On 22 October, at 15:30 hours, at the request of the United Nations Security Council, a cease-fire took effect, in which both sides agreed. One hour later, the Har’el Brigade received instructions to withdraw from the village, which news caught them by surprise, and to return to the intersection, and there to wait for further orders. The troops were then withdrawn and were positioned along the valley of Wadi Fukin, in accordance with the cease-fire agreement. Even so, the fighters of the Fifth Battalion made themselves ready for continued action. The general feeling among the troops was that they were fully capable of taking the entire area between Bethlehem and Hebron, based on military intelligence of enemy troops in the region. However, by midnight, Prime-Minister David Ben-Gurion had instructed the Har’el Brigade to withdraw all forces, meaning, Israeli forces were to relinquish their grip on Ḥousan. OC Central Command, General Zvi Ayalon, passed these instructions to Joseph Tabenkin, demanding that all hostilities end immediately, and that they return to the "Forked Junction" (today, Tzur Hadassah), 4-6 kilometers from Bayt Jala and 10 km from Bethlehem.
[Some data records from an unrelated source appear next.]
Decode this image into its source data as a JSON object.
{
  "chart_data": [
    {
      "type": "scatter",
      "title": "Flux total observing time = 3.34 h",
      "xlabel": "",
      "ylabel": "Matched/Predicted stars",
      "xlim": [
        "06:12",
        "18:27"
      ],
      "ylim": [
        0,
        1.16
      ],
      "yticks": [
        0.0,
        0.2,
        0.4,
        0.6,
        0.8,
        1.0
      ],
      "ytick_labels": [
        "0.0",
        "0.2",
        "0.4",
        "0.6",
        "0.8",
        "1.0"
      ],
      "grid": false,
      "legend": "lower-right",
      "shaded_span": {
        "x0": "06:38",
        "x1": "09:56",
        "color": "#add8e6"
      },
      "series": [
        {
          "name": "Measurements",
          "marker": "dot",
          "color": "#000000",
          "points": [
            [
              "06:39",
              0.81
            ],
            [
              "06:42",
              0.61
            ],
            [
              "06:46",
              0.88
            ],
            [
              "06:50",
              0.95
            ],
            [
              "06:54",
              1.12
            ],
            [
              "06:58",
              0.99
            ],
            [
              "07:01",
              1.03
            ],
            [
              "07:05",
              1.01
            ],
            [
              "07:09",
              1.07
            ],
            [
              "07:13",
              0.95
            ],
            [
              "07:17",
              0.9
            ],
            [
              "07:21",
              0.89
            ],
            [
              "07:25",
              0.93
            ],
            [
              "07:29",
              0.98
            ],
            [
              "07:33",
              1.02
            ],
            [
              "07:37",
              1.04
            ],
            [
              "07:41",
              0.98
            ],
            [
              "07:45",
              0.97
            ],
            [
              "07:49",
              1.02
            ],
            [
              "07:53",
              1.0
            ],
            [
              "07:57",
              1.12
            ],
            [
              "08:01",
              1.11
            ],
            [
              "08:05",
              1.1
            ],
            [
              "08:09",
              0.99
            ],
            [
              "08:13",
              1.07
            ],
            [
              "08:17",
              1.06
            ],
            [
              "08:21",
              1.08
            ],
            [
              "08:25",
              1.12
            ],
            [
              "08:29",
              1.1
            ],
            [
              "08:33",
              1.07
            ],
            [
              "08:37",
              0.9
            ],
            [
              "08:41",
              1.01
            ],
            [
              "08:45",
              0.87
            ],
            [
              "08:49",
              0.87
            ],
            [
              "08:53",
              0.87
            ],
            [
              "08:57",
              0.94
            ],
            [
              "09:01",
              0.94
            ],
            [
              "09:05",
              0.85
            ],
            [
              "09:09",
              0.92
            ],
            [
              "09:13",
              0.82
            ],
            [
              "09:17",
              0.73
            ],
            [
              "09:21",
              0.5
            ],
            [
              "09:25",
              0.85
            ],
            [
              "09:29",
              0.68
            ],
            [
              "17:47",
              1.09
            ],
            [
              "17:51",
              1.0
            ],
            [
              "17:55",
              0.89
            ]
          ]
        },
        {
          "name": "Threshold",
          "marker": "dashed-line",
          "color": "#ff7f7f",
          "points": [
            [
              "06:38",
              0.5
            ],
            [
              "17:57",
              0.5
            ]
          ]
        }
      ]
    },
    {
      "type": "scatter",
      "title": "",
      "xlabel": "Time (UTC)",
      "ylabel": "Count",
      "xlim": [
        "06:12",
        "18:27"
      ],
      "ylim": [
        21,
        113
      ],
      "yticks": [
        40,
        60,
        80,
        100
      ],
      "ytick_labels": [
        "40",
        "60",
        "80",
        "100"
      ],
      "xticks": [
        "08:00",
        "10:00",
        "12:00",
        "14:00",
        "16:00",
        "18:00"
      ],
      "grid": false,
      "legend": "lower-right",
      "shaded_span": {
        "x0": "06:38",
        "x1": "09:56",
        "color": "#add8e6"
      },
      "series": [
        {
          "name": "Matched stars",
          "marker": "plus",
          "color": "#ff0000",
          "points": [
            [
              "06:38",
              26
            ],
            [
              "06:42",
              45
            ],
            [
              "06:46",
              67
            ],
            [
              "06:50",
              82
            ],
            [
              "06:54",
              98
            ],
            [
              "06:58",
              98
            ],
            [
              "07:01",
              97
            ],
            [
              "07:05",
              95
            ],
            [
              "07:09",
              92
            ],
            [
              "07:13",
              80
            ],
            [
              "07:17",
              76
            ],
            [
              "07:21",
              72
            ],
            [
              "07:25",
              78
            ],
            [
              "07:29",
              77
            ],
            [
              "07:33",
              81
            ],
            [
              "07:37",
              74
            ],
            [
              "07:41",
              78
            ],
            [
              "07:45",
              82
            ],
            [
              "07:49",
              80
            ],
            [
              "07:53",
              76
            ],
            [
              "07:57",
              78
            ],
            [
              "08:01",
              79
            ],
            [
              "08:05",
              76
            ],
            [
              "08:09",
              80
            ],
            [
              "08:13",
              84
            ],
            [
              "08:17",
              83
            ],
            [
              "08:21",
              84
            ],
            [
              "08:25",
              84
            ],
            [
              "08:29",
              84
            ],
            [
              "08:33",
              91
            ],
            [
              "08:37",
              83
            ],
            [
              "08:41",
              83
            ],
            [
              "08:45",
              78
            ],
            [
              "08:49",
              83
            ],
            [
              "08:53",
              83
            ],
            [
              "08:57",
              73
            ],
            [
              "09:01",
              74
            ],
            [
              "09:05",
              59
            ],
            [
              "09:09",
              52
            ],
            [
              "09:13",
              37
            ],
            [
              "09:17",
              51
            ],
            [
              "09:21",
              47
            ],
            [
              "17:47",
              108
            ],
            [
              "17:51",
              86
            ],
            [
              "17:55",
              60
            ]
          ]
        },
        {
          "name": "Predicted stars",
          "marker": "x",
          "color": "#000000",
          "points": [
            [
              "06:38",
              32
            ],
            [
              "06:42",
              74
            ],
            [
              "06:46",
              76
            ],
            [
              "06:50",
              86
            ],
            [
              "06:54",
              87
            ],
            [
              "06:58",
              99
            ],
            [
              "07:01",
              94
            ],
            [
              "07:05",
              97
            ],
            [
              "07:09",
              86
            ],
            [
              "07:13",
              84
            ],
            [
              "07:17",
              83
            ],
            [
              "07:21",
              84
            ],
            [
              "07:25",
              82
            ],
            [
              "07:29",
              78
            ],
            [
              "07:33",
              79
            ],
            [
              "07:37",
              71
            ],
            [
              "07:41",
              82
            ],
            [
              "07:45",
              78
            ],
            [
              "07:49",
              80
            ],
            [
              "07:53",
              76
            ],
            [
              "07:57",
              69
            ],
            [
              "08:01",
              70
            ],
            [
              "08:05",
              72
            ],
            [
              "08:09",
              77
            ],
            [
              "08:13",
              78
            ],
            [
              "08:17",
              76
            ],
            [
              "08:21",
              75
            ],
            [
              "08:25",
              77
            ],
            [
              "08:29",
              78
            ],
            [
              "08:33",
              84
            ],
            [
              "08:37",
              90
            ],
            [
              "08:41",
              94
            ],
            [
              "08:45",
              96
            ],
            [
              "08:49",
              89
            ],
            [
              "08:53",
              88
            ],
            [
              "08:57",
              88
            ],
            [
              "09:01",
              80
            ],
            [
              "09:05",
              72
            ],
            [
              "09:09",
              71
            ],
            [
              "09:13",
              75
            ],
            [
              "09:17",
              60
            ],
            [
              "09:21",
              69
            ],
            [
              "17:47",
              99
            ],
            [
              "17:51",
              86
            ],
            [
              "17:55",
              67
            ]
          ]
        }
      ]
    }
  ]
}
Tabenkin, the Brigade commander, being startled by the order, went urgently that night to Har’el HQ in Abu-Ghosh and tried to convince his commanders to reexamine their decision and to continue with the prosecution of the war, but to no avail.

The result of the campaign to expand the Jerusalem Corridor as far as the western foothills of the Judean mountains, freeing it from pockets of resistance, helped, in the final analysis, to determine the border of Israel with Jordan during the 1949 Armistice Agreement.